Minnesota Cops Use Contact Tracing to Track Protestor Networks
According to Minnesota Public Safety Commissioner John Harrington, officials in the state have been using contact-tracing to map protestor affiliations and movements. This has led officials to conclude that much of the protest activity is being fueled by people from the “outside coming in.” Harrington was circumspect about which apps or processes commonly used for contact-tracing are now being used against protestors, though a Twitter feed titled “Minnesota Contact Tracing,” which has been leaking police activities, did specify that officials are contact-tracing arrestees.
This is just the latest tool of big tech to be deployed against law-abiding citizens. Minneapolis Police and the Minnesota Fusion Center have also been employing other well-known tech to track citizens. Briefcam, Ring doorbell cameras, Axon police bodycams, ShotSpotter, and license plate readers collect hundreds of thousands of hours of video footage that is analyzed by software such as Clearview AI to identify individuals through facial recognition algorithms.
CCTV footage is also now being fed through Arxys Milestone software, which uses “video motion detection” and “video analytics” to identify and build profiles about citizens.
This means that every time you leave your house, your neighbor’s Ring doorbell adds this bit of data to your “profile.” When you drive or take public transit, police can identify where you work and which route(s) you take to get there. Any time you buy something, or literally do anything online, this gets added to your profile.

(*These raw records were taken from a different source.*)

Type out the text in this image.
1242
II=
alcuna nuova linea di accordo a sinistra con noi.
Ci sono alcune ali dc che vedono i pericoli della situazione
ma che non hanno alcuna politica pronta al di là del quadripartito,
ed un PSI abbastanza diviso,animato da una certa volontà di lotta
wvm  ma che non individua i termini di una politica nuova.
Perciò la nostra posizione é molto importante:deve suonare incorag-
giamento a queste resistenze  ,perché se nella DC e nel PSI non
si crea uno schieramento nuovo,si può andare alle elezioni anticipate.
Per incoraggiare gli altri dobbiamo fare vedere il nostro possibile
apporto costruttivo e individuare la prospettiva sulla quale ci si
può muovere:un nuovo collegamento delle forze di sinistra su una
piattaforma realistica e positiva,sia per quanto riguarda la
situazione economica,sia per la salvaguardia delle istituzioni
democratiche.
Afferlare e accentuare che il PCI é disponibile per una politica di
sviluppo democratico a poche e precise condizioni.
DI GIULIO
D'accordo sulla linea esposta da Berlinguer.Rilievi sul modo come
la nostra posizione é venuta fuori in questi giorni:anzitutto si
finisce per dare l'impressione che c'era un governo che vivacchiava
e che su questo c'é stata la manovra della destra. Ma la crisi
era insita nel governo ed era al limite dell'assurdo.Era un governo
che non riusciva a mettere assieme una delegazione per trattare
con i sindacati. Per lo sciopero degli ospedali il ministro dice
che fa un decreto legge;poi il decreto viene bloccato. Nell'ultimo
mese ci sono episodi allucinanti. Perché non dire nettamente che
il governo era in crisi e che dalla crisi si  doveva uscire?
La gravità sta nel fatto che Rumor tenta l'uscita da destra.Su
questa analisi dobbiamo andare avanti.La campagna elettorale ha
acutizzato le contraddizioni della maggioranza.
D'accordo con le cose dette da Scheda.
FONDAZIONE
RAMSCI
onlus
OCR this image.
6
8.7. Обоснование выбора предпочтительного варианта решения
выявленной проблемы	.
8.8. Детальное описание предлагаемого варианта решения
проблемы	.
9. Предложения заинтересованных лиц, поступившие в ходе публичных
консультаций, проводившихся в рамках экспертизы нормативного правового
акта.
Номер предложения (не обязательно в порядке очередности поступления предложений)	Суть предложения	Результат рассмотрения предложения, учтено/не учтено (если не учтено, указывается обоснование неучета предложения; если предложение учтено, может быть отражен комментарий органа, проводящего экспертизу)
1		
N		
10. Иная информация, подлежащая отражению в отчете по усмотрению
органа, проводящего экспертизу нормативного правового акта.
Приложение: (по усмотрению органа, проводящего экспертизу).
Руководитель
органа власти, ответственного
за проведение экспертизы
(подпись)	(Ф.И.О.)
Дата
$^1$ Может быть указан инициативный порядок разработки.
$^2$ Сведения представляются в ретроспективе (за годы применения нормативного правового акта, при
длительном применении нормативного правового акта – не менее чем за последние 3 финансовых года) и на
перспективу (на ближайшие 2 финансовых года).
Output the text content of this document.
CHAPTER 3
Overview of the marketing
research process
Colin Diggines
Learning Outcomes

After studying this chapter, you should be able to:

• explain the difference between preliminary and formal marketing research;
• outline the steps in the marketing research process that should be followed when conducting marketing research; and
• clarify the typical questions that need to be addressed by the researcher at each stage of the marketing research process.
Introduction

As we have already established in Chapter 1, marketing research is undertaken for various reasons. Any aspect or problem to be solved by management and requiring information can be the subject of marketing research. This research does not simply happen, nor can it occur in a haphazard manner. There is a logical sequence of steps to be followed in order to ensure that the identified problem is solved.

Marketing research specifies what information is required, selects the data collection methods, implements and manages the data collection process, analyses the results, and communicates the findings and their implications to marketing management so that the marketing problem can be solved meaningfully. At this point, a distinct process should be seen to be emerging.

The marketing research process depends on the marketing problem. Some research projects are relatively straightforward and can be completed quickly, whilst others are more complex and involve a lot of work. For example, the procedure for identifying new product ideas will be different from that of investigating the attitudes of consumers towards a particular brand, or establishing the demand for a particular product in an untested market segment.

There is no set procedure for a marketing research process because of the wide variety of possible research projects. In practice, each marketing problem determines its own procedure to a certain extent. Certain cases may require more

Where you eat, worship, or go to the doctor is now readily available.
Police can also request “geofence warrants,” which ID anyone who walked into a specified area, such as a protest location, and get info about what they post to social media during this time.
When you add these tools to a willingness by (some) police to extrajudicially target citizens, especially minorities, and most police organizations and unions to justify this as just another way to keep us “safe,” a truly frightening picture emerges. Whether nationwide protests will have any impact on these surveillance activities in the future is yet to be written.